6 Node software design
The node software flow is shown in Figure 5. The program adopts the query mode. After the node is initialized and reports normal operation, it will remain in the query state until the light control command sent by the master node reaches the light node. The microcontroller can then determine which light or lights are controlled, and detect whether the corresponding switch is normal through the switch diagnostic feedback function. If normal, the corresponding control command is sent to the corresponding high/low end switch, and then returns to the query state. If abnormal, the abnormal information frame of the corresponding endpoint is sent to the instrument node, and the corresponding endpoint is continued to be detected.
Node initialization is mainly microcontroller initialization, including port initialization and CAN control module initialization. Microcontroller port initialization mainly resets the used I/O port. CAN module initialization is mainly to set the special function registers used, mainly including protocol mode, acceptance filter mode, CAN communication rate and interrupt register settings. Write the acceptance code and acceptance mask code into the acceptance code register and acceptance mask register.

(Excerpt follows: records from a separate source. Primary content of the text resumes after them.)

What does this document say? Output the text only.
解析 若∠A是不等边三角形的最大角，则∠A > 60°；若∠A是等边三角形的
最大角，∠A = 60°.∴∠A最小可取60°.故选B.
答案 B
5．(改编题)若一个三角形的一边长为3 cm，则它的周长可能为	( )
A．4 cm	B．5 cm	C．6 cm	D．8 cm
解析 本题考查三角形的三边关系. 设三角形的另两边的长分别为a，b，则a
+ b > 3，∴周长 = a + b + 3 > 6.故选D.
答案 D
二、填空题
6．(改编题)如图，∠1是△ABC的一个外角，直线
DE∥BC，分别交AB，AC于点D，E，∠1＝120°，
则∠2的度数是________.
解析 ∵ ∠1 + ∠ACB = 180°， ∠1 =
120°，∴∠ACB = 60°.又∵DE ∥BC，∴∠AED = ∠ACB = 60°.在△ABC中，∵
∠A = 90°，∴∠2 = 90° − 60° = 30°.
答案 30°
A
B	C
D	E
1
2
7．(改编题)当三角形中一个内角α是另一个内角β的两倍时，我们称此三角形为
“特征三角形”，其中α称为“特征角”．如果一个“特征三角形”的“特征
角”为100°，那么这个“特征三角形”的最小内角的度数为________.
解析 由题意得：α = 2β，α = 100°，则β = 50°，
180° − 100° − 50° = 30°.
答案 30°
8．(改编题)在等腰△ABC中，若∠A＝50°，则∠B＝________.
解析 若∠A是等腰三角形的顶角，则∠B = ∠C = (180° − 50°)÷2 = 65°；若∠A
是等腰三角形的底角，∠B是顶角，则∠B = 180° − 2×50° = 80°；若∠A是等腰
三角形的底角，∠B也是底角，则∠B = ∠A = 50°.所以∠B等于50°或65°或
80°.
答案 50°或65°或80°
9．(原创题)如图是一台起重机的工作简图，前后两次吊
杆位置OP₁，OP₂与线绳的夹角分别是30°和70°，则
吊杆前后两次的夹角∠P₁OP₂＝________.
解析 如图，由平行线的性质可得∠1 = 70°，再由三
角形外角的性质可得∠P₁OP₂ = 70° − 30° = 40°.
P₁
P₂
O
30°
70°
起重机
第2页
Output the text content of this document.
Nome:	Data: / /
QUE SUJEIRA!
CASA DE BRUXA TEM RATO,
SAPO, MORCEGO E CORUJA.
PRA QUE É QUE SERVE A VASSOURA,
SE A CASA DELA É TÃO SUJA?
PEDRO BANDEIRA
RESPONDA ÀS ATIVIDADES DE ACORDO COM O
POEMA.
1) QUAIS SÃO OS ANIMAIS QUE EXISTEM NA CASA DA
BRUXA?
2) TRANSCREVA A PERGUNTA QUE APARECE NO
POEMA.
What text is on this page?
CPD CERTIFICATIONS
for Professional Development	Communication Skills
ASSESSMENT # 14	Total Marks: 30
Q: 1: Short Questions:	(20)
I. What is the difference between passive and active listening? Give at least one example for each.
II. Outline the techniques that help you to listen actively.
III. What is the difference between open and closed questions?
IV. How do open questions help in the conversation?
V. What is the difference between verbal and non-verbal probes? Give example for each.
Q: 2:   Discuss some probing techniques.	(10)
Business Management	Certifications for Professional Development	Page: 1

The software design of the CAN bus mainly includes the initialization of the CAN node, the data sending and receiving program. Mastering the design of these three modules basically completes the software design of CAN communication.

7 Conclusion
Although this node is designed to control bus lights, it can also serve as a reference for some other nodes, especially the hardware interface part of the CAN bus, which can be used on other CAN network nodes of buses, and can even be used on CAN networks in other non-automotive fields, such as industrial automation.